The unadulterated test results on this page come directly from these certificates of analysis from two independent labs, which we pay directly. These are two independent lab tests of one product, at one point in time. We do not guarantee that all products or labs will produce the same results. Lab results may differ based on the different methodologies of testing used by each lab or inconsistencies in the product. Added ingredients may affect lab results. Volume of creams and edibles may change due to factors such as temperature, and this may impact lab results. Learn more about our review process.

There are no Certificates of Analysis or mention of third party lab testing on the CBD For Life website, but they do encourage consumers to reach out to them if they have questions about their products, including their test results or sourcing methods.

These hemp tinctures feature a unique blend of both CBD isolate and phytocannabinoid rich CBD oil.

Highlights ?

CBD For Life products are made in the U.S.A. and their manufacturing headquarters are located in New Jersey, but it’s unclear exactly where their hemp extract originates from.

CBD For Life has a lot to choose from, especially when it comes to unique beauty products that you won’t easily find elsewhere. Their CBD-infused shampoo, conditioner, bath bombs, and soaps are hard to come by, and all of they are all affordably priced below $35.00. Although, this brand doesn’t offer a lot of other delivery methods apart from topical application, except for their CBD tinctures and oral spray.

Starting at $43.50

In the UK, while almost all cannabinoids are controlled substances under the Misuse of Drugs Act 1971, CBD is not. Bulgaria was the first in Europe and the United Kingdom is also leading the way, having just started selling CBD products en masse in popular health chain Holland & Barrett. The products must have less than 0.2% of THC in them in order to be sold, according to the Home Office. In other words, CBD products are allowed to contain miniscule traces of THC, but not so much that it is noticeable by users.

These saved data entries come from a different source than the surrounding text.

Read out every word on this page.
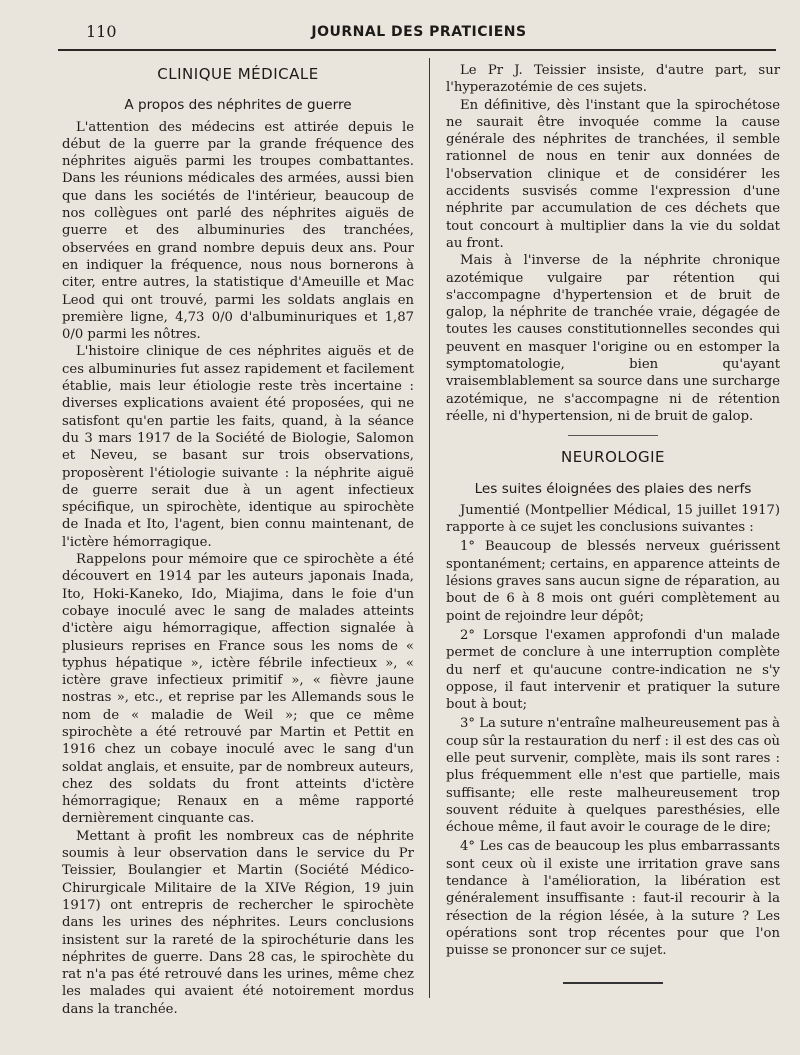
110	JOURNAL DES PRATICIENS
CLINIQUE MÉDICALE
A propos des néphrites de guerre

L'attention des médecins est attirée depuis le début de la guerre par la grande fréquence des néphrites aiguës parmi les troupes combattantes. Dans les réunions médicales des armées, aussi bien que dans les sociétés de l'intérieur, beaucoup de nos collègues ont parlé des néphrites aiguës de guerre et des albuminuries des tranchées, observées en grand nombre depuis deux ans. Pour en indiquer la fréquence, nous nous bornerons à citer, entre autres, la statistique d'Ameuille et Mac Leod qui ont trouvé, parmi les soldats anglais en première ligne, 4,73 0/0 d'albuminuriques et 1,87 0/0 parmi les nôtres.

L'histoire clinique de ces néphrites aiguës et de ces albuminuries fut assez rapidement et facilement établie, mais leur étiologie reste très incertaine : diverses explications avaient été proposées, qui ne satisfont qu'en partie les faits, quand, à la séance du 3 mars 1917 de la Société de Biologie, Salomon et Neveu, se basant sur trois observations, proposèrent l'étiologie suivante : la néphrite aiguë de guerre serait due à un agent infectieux spécifique, un spirochète, identique au spirochète de Inada et Ito, l'agent, bien connu maintenant, de l'ictère hémorragique.

Rappelons pour mémoire que ce spirochète a été découvert en 1914 par les auteurs japonais Inada, Ito, Hoki-Kaneko, Ido, Miajima, dans le foie d'un cobaye inoculé avec le sang de malades atteints d'ictère aigu hémorragique, affection signalée à plusieurs reprises en France sous les noms de « typhus hépatique », ictère fébrile infectieux », « ictère grave infectieux primitif », « fièvre jaune nostras », etc., et reprise par les Allemands sous le nom de « maladie de Weil »; que ce même spirochète a été retrouvé par Martin et Pettit en 1916 chez un cobaye inoculé avec le sang d'un soldat anglais, et ensuite, par de nombreux auteurs, chez des soldats du front atteints d'ictère hémorragique; Renaux en a même rapporté dernièrement cinquante cas.

Mettant à profit les nombreux cas de néphrite soumis à leur observation dans le service du Pr Teissier, Boulangier et Martin (Société Médico-Chirurgicale Militaire de la XIVe Région, 19 juin 1917) ont entrepris de rechercher le spirochète dans les urines des néphrites. Leurs conclusions insistent sur la rareté de la spirochéturie dans les néphrites de guerre. Dans 28 cas, le spirochète du rat n'a pas été retrouvé dans les urines, même chez les malades qui avaient été notoirement mordus dans la tranchée.

Le Pr J. Teissier insiste, d'autre part, sur l'hyperazotémie de ces sujets.

En définitive, dès l'instant que la spirochétose ne saurait être invoquée comme la cause générale des néphrites de tranchées, il semble rationnel de nous en tenir aux données de l'observation clinique et de considérer les accidents susvisés comme l'expression d'une néphrite par accumulation de ces déchets que tout concourt à multiplier dans la vie du soldat au front.

Mais à l'inverse de la néphrite chronique azotémique vulgaire par rétention qui s'accompagne d'hypertension et de bruit de galop, la néphrite de tranchée vraie, dégagée de toutes les causes constitutionnelles secondes qui peuvent en masquer l'origine ou en estomper la symptomatologie, bien qu'ayant vraisemblablement sa source dans une surcharge azotémique, ne s'accompagne ni de rétention réelle, ni d'hypertension, ni de bruit de galop.

NEUROLOGIE
Les suites éloignées des plaies des nerfs

Jumentié (Montpellier Médical, 15 juillet 1917) rapporte à ce sujet les conclusions suivantes :

1° Beaucoup de blessés nerveux guérissent spontanément; certains, en apparence atteints de lésions graves sans aucun signe de réparation, au bout de 6 à 8 mois ont guéri complètement au point de rejoindre leur dépôt;

2° Lorsque l'examen approfondi d'un malade permet de conclure à une interruption complète du nerf et qu'aucune contre-indication ne s'y oppose, il faut intervenir et pratiquer la suture bout à bout;

3° La suture n'entraîne malheureusement pas à coup sûr la restauration du nerf : il est des cas où elle peut survenir, complète, mais ils sont rares : plus fréquemment elle n'est que partielle, mais suffisante; elle reste malheureusement trop souvent réduite à quelques paresthésies, elle échoue même, il faut avoir le courage de le dire;

4° Les cas de beaucoup les plus embarrassants sont ceux où il existe une irritation grave sans tendance à l'amélioration, la libération est généralement insuffisante : faut-il recourir à la résection de la région lésée, à la suture ? Les opérations sont trop récentes pour que l'on puisse se prononcer sur ce sujet.
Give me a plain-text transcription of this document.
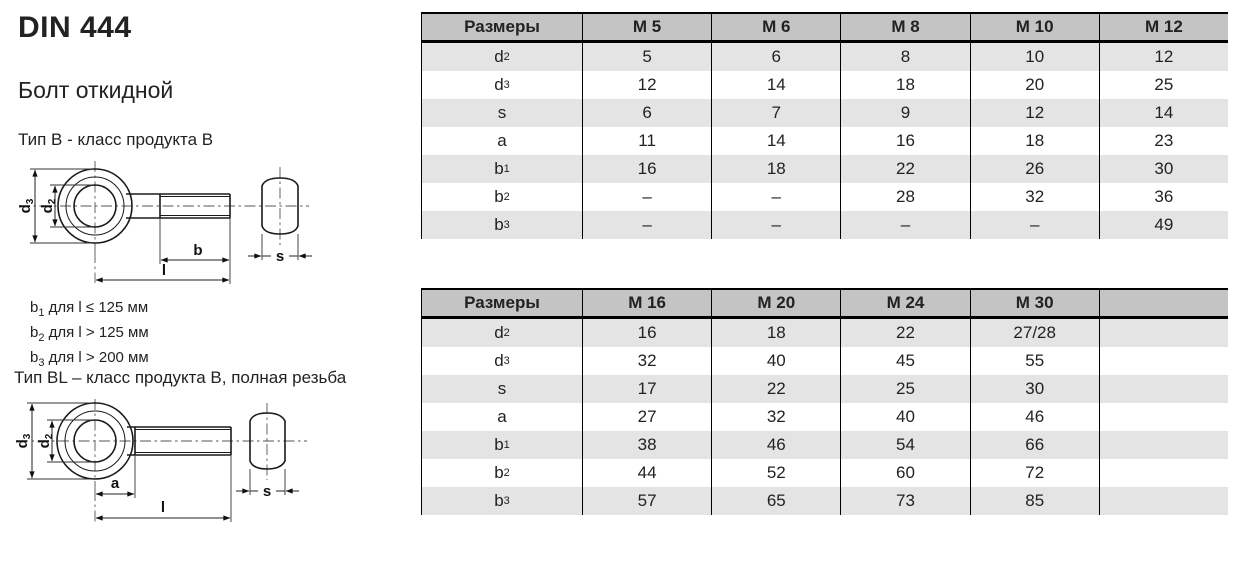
DIN 444
Болт откидной
Тип B - класс продукта B
Тип BL – класс продукта B, полная резьба
$b_1$ для l ≤ 125 мм
$b_2$ для l > 125 мм
$b_3$ для l > 200 мм
$d_3$
$d_2$
b
l
s
$d_3$
$d_2$
a
l
s
Размеры	M 5	M 6	M 8	M 10	M 12
d 2	5	6	8	10	12
d 3	12	14	18	20	25
s	6	7	9	12	14
a	11	14	16	18	23
b 1	16	18	22	26	30
b 2	–	–	28	32	36
b 3	–	–	–	–	49
Размеры	M 16	M 20	M 24	M 30
d 2	16	18	22	27/28
d 3	32	40	45	55
s	17	22	25	30
a	27	32	40	46
b 1	38	46	54	66
b 2	44	52	60	72
b 3	57	65	73	85
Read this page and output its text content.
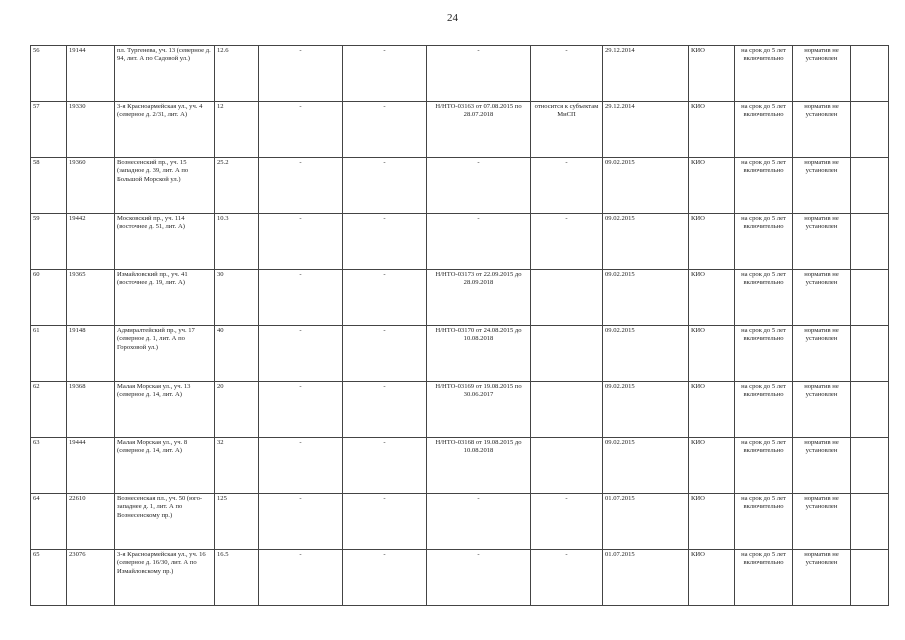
24
56	19144	пл. Тургенева, уч. 13 (северное д. 94, лит. А по Садовой ул.)	12.6	-	-	-	-	29.12.2014	КИО	на срок до 5 лет включительно	норматив не установлен	
57	19330	3-я Красноармейская ул., уч. 4 (северное д. 2/31, лит. А)	12	-	-	Н/НТО-03163 от 07.08.2015 по 28.07.2018	относится к субъектам МиСП	29.12.2014	КИО	на срок до 5 лет включительно	норматив не установлен	
58	19360	Вознесенский пр., уч. 15 (западное д. 39, лит. А по Большой Морской ул.)	25.2	-	-	-	-	09.02.2015	КИО	на срок до 5 лет включительно	норматив не установлен	
59	19442	Московский пр., уч. 114 (восточнее д. 51, лит. А)	10.3	-	-	-	-	09.02.2015	КИО	на срок до 5 лет включительно	норматив не установлен	
60	19365	Измайловский пр., уч. 41 (восточнее д. 19, лит. А)	30	-	-	Н/НТО-03173 от 22.09.2015 до 28.09.2018		09.02.2015	КИО	на срок до 5 лет включительно	норматив не установлен	
61	19148	Адмиралтейский пр., уч. 17 (северное д. 1, лит. А по Гороховой ул.)	40	-	-	Н/НТО-03170 от 24.08.2015 до 10.08.2018		09.02.2015	КИО	на срок до 5 лет включительно	норматив не установлен	
62	19368	Малая Морская ул., уч. 13 (северное д. 14, лит. А)	20	-	-	Н/НТО-03169 от 19.08.2015 по 30.06.2017		09.02.2015	КИО	на срок до 5 лет включительно	норматив не установлен	
63	19444	Малая Морская ул., уч. 8 (северное д. 14, лит. А)	32	-	-	Н/НТО-03168 от 19.08.2015 до 10.08.2018		09.02.2015	КИО	на срок до 5 лет включительно	норматив не установлен	
64	22610	Вознесенская пл., уч. 50 (юго-западнее д. 1, лит. А по Вознесенскому пр.)	125	-	-	-	-	01.07.2015	КИО	на срок до 5 лет включительно	норматив не установлен	
65	23076	3-я Красноармейская ул., уч. 16 (северное д. 16/30, лит. А по Измайловскому пр.)	16.5	-	-	-	-	01.07.2015	КИО	на срок до 5 лет включительно	норматив не установлен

“There are over a quarter of a million people using CBD products in the UK right now. We know from more developed markets in US and Canada that people are typically using CBD to help with pain, anxiety and insomnia.” He references the brand’s “EASE, CALM and REST ranges, which combine CBD with other botanical ingredients that are well known to help in these areas.”

Does it actually work?

According to one report carried out in Australia, industrial hemp is considered as a crop that can “contribute significantly” to the government’s aim to “reduce global atmospheric Carbon Dioxide.”

As of recently, the mainstream media is speculating as to whether the benefits of CBD are “overstated” and one Opinion Piece in The Guardian called CBD a “scam” in which consumers are being “conned”. Alongside the lack of research available, much of the criticism is down to the fact that CBD is now advertised as being in a whole host of products where exact amounts, quality and sourcing are not transparent.

It is perhaps no surprise that this alleged “wonder drug” originates from hemp, as the plant has been used by humans for centuries, for numerous different functions. It is used in many commercial and industrial products including rope, textiles, clothing and shoes. Hemp oil is also used in food and beauty products, hailing from the seeds of the plant. CBD oil is extracted from the stalk, stems, leaves and flowers.